2007-04-11 04:58:17 ET

fuck reality, i say. make it what you want it to be. "I learned to fight for how I want life to be a long time ago." yeah i think i'm maybe learning even more how to do that lately...it's tremendously frustrating. but why on earth would i want to sell myself out and live the same mundane shit life that 99% of the population lives? and then it's even more frustrating and depressing because i care about all those people too...meh.

i watched edward scissorhands earlier tonight and cried at the end...cause i'm just that depressed lately d-:
heh

2007-04-11 14:21:58 ET

I always cry at the end of Edward scissor hands. It's a beautiful movie.

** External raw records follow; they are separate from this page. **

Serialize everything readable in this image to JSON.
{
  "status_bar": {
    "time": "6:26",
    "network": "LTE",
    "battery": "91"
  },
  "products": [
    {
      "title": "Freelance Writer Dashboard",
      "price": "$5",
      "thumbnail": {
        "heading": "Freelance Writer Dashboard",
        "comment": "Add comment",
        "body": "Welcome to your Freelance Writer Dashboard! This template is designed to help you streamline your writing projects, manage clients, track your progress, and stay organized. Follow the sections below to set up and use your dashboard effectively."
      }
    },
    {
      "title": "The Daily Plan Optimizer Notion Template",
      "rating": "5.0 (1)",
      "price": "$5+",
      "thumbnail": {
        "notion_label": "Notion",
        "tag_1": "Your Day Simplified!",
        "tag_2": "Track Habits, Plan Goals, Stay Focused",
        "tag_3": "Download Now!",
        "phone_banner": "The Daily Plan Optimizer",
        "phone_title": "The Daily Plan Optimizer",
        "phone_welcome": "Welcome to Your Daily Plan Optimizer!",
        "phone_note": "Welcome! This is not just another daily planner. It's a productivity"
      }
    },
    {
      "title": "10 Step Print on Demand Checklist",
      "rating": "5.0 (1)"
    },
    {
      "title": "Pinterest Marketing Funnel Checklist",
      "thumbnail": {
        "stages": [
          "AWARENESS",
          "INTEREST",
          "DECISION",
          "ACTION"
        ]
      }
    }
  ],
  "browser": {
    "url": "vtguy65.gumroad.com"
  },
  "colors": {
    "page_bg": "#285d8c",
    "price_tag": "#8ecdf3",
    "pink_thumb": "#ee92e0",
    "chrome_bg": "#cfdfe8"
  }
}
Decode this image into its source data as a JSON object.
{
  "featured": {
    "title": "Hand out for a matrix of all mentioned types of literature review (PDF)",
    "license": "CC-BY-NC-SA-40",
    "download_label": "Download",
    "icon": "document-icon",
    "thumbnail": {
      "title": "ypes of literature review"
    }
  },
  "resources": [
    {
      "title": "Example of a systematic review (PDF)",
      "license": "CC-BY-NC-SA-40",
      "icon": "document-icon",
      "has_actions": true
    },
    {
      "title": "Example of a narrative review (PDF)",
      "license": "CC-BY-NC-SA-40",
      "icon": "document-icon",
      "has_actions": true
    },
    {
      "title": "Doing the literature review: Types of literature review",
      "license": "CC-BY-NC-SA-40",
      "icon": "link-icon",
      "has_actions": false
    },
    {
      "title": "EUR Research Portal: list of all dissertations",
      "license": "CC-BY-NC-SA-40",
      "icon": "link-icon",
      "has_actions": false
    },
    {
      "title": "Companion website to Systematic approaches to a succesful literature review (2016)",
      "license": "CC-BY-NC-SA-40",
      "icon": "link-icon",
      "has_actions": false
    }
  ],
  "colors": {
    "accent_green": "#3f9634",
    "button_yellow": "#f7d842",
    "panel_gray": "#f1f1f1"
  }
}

The fight isn't always easy but well it sucks when you don't try and it sucks when you do. At least trying for the life I wants has some happy moments.

2007-04-11 16:02:37 ET

isn't there a saying? "It's better to regret something you did, then something you didn't do"

2007-04-12 07:21:01 ET

I haven't heard that saying, and I don't think I would want to live that way anyway. There are somethings I am really glad I did not do.

2007-04-12 08:18:42 ET

I don't think it's meant as an absolute, and I don't even think it's in the same vein as "eat drink and be merry". All that it's saying is that regret born from not doing something spawns the countless scenarios that "could have been" and hurts a lot more, generally, then done something and regretted a single outcome.